Chaim Potok’s The Chosen introduced me to two of my favorite characters in all the books I’ve read.
The narrator, Reuven Malter, an Orthodox Jewish teenager living in Brooklyn in 1945, observes the commandments and believes in God. His father is the one who has brought him up this way and is also the one who recognizes his son’s intelligence. While his father studies the Talmud with Reuven, he encourages his son to think critically and on a more scientific and historical level than most Orthodox Jews would during this time.
Danny Saunders, a Hasidic Jewish teenager living a few blocks from Reuven, follows more rigid traditional practices and is next in line after his father to take over as leader of his sect. However, like Reuven, Danny also has a brilliant mind and secretly reads works by Darwin and Freud which have been forbidden by his Hasidic community and his father.
The two boys meet during an intense baseball game between their respective schools. And they become fast friends in spite of their differences as evidenced by Reuven’s comment during their first conversation:
“I’m all mixed up about you. I’m not trying to be funny or anything. I really am mixed up about you. You look like a Hasid, but you don’t sound like one. You don’t sound like what my father says Hasidim are supposed to sound like. You sound almost as if you don’t believe in God.”

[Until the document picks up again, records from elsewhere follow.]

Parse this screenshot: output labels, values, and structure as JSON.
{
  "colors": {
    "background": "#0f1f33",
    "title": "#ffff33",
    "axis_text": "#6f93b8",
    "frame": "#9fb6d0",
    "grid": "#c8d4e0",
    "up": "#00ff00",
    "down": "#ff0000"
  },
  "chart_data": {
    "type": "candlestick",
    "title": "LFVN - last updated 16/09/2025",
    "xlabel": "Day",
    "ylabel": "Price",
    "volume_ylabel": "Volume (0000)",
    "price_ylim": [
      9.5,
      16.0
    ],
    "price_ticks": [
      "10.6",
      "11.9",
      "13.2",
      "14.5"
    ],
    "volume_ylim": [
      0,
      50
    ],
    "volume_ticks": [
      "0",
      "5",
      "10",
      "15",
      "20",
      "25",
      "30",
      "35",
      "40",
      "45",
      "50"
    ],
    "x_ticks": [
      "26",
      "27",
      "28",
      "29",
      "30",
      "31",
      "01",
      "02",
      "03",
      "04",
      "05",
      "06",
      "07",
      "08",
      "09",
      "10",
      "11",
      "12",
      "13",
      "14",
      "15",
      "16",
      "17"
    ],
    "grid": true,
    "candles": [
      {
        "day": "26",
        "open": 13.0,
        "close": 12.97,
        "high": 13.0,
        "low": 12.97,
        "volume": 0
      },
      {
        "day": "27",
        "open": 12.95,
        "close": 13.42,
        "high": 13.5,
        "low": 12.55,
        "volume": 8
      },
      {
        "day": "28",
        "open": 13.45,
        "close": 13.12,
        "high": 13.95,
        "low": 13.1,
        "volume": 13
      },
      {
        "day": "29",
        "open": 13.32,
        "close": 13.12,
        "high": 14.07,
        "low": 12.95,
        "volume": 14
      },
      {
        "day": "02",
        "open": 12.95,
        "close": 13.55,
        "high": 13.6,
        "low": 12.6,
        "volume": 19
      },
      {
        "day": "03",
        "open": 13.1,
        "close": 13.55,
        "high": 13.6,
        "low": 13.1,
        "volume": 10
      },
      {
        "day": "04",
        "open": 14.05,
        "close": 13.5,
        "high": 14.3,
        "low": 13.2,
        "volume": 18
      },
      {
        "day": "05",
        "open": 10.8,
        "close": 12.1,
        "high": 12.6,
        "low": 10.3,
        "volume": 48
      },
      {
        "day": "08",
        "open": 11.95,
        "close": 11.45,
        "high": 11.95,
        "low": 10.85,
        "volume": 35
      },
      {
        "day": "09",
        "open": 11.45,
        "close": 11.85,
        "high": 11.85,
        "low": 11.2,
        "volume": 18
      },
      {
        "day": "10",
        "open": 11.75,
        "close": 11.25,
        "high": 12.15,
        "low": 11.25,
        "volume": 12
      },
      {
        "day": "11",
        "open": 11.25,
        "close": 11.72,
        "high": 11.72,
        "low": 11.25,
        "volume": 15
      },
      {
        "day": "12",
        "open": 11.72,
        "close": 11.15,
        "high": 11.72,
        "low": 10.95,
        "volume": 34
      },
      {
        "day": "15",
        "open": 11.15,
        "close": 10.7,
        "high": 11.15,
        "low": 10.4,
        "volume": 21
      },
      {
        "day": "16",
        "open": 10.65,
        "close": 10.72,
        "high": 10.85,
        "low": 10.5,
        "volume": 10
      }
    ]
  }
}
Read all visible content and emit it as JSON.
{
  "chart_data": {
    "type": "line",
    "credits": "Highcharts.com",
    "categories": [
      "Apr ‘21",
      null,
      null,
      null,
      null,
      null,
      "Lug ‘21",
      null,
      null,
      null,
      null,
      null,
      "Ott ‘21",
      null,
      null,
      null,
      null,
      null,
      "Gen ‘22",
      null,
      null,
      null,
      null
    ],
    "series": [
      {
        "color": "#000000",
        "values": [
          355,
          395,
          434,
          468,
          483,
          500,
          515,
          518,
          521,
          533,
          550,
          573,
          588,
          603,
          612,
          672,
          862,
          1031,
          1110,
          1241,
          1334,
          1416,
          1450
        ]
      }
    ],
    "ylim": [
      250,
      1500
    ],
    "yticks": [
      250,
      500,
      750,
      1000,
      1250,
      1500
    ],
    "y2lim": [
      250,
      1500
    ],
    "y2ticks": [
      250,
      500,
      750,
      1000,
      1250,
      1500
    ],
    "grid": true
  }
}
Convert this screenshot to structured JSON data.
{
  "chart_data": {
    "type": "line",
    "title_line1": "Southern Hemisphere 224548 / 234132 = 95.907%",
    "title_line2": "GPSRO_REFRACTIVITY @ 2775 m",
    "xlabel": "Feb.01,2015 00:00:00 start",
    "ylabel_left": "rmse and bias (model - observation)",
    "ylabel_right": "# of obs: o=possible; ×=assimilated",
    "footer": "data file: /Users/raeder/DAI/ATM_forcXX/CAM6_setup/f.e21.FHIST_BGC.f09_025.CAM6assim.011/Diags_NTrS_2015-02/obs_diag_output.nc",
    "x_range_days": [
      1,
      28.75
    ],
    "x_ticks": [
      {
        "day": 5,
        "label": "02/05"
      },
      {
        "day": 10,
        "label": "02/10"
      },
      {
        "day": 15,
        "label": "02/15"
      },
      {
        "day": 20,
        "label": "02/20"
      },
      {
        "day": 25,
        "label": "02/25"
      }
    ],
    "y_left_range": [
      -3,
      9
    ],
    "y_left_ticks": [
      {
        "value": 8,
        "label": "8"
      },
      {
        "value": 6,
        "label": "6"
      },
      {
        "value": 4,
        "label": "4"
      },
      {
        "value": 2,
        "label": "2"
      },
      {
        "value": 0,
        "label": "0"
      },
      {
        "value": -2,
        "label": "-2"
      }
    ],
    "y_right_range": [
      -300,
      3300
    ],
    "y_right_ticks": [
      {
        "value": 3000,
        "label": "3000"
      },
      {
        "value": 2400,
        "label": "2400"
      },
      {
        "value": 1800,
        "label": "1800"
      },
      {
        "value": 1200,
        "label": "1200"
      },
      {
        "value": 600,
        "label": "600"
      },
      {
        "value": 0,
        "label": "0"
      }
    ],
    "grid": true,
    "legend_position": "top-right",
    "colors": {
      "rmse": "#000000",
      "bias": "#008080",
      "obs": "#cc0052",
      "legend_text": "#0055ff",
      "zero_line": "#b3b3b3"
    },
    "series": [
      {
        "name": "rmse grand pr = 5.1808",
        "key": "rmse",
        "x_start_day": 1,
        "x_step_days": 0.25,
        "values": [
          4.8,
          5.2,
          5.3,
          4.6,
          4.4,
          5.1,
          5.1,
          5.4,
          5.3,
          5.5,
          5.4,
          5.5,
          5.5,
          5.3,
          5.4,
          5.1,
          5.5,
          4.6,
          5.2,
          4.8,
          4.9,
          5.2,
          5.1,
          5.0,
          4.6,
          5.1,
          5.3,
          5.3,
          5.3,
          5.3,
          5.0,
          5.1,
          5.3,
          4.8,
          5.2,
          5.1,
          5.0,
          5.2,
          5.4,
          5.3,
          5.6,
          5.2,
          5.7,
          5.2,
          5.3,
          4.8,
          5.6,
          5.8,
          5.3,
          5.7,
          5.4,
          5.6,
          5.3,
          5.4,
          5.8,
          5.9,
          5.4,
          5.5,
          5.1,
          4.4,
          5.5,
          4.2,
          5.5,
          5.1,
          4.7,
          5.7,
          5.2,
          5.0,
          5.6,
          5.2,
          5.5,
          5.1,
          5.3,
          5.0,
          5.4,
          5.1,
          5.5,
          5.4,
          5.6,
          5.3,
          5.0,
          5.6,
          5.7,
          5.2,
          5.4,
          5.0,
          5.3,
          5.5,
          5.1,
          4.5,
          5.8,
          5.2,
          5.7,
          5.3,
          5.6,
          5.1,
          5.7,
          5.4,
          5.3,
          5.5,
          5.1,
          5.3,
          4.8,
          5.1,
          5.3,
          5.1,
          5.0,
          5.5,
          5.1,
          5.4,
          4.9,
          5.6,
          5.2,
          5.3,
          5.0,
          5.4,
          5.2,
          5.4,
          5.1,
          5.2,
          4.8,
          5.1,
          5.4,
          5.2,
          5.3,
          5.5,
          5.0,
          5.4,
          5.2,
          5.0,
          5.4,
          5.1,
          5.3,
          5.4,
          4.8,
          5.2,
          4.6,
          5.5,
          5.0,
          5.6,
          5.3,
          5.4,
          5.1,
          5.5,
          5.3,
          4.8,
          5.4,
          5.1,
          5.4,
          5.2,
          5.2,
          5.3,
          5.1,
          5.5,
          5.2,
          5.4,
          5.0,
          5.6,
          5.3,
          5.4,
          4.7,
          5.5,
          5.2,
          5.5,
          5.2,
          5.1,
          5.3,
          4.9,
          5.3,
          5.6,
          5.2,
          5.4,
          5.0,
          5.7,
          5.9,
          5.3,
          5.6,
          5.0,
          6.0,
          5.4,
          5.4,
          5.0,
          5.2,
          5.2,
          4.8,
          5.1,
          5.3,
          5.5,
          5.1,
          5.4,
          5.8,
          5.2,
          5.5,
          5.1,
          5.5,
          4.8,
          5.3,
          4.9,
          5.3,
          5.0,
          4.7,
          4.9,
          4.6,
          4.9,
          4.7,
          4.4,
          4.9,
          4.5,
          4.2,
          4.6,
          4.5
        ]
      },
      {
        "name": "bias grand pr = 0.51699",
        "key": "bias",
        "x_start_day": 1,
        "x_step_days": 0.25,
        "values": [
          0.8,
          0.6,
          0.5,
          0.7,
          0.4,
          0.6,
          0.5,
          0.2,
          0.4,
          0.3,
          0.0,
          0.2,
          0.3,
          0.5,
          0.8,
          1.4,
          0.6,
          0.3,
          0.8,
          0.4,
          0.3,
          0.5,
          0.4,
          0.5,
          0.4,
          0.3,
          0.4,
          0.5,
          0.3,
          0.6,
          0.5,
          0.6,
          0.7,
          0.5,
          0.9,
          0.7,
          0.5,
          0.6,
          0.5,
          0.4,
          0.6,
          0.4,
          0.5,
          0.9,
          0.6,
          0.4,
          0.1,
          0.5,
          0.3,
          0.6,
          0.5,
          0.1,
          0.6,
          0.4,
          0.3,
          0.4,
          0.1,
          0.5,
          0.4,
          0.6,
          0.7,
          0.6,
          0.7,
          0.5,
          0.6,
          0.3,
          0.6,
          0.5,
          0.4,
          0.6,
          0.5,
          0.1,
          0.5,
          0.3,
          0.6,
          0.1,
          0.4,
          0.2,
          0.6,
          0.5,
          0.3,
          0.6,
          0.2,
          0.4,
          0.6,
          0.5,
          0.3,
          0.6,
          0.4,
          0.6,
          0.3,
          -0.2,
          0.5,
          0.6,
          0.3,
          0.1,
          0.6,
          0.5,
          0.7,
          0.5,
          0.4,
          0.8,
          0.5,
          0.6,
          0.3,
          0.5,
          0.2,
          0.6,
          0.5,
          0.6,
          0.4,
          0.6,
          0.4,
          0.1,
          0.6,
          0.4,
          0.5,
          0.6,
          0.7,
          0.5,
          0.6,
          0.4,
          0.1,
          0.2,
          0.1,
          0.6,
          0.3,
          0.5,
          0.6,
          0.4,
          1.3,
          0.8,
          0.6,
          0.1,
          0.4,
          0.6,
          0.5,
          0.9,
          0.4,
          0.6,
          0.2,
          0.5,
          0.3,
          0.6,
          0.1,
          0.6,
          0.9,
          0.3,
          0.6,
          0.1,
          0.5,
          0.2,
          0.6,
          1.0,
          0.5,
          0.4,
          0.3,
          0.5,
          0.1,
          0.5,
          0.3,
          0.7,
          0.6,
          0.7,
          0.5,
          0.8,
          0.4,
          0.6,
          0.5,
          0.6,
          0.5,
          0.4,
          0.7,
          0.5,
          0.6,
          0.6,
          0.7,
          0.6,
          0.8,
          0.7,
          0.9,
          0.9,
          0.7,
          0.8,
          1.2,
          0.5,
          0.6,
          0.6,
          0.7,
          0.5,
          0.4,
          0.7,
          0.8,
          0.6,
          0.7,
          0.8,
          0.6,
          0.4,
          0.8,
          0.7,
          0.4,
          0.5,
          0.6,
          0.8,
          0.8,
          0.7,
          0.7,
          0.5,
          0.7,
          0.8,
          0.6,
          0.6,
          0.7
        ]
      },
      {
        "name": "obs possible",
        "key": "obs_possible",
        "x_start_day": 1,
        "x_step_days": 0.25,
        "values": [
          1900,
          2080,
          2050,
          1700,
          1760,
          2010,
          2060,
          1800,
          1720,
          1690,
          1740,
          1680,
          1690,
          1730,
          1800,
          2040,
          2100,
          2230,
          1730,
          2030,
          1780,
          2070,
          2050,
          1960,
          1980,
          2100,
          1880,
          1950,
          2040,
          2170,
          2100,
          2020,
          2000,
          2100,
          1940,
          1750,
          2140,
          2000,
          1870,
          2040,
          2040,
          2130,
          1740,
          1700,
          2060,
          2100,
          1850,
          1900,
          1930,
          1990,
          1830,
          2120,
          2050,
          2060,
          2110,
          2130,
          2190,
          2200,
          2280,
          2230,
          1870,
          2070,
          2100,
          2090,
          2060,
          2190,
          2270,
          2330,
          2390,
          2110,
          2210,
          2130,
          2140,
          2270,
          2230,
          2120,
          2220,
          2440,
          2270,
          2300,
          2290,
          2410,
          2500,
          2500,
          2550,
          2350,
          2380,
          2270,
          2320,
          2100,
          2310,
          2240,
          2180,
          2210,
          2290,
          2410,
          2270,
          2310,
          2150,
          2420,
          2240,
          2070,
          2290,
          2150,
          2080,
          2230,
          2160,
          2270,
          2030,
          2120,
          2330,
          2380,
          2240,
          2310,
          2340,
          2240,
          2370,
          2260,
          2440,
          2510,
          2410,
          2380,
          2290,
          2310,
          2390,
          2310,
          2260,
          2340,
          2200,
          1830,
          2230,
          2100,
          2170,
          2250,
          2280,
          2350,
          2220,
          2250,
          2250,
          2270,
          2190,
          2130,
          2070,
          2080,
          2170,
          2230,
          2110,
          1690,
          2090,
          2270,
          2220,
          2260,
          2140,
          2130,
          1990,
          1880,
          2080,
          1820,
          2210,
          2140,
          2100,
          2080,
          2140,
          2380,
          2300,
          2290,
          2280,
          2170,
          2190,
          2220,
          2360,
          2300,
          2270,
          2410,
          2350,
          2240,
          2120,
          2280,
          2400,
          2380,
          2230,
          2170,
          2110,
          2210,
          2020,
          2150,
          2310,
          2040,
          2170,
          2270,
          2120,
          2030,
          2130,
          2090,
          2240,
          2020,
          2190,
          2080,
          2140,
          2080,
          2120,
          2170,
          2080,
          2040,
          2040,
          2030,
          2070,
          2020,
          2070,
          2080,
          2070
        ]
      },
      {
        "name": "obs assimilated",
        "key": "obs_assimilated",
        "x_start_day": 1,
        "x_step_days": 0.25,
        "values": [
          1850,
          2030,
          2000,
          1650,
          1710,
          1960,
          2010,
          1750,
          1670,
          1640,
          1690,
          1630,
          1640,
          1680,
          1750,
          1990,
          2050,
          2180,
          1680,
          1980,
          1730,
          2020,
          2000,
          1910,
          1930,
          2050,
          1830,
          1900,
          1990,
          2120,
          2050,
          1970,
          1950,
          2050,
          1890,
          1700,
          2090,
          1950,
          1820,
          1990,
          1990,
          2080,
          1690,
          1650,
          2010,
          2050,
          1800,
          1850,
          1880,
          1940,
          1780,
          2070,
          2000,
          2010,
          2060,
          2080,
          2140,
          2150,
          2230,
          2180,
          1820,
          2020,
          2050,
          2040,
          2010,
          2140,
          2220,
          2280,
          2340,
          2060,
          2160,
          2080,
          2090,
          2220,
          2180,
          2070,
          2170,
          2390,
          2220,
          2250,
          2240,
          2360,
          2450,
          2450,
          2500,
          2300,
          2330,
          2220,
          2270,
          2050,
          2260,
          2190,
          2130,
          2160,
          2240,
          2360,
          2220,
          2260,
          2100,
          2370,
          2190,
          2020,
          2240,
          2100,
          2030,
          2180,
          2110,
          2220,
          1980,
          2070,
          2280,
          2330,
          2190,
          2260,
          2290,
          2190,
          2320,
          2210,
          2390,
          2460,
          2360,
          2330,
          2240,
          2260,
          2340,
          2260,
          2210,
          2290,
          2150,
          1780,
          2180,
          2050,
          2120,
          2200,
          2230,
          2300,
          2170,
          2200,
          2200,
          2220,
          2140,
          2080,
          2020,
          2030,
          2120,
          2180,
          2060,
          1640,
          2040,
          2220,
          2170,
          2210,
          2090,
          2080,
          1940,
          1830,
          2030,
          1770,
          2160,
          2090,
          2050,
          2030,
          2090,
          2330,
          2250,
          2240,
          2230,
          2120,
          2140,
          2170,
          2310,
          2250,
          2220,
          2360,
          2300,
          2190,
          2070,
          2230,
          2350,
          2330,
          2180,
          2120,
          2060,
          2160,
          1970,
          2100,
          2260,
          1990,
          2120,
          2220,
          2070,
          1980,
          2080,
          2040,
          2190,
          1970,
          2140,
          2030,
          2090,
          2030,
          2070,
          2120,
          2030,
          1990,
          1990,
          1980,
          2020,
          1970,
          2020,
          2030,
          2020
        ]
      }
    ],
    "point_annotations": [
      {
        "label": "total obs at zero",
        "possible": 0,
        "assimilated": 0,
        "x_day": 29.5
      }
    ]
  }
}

And as their friendship grows, Reuven continues to have questions. Questions that Danny doesn’t necessarily answer but is comfortable with Reuven asking:
…Danny was patient, as patient as my father, and slowly I began to understand the system of psychological thought Freud had constructed. And I, too, became upset. Freud contradicted everything I had ever learned. What I found particularly upsetting was the fact that Danny didn’t seem to have rejected what Freud taught. I began to wonder how it was possible for the ideas of the Talmud and the thinking of Freud to live side by side within one person. It seemed to me that one or the other would have to give way. When I told this to Danny, he shrugged, said nothing, and went back to his reading.
As the story unfolds leading to the emotional conclusion between Danny and his father, the boys learn to think on their own. But what has always attracted me to this story is the fact that neither boy walks away from his faith. They question many aspects of it and choose to eliminate ideas or practices that they can’t reconcile to the world they see themselves living in – but they continue their religious and intellectual journeys.
Potok manages to pull the reader into these boys’ worlds with only ever so brief explanations for those (like myself) who might not be familiar with the Jewish culture. The author teaches the reader about this world while they think they are only reading a good story. An amazing feat!
This is the third time I’ve read The Chosen and I’m still moved by the friendship of these two boys and the fathers who let them go.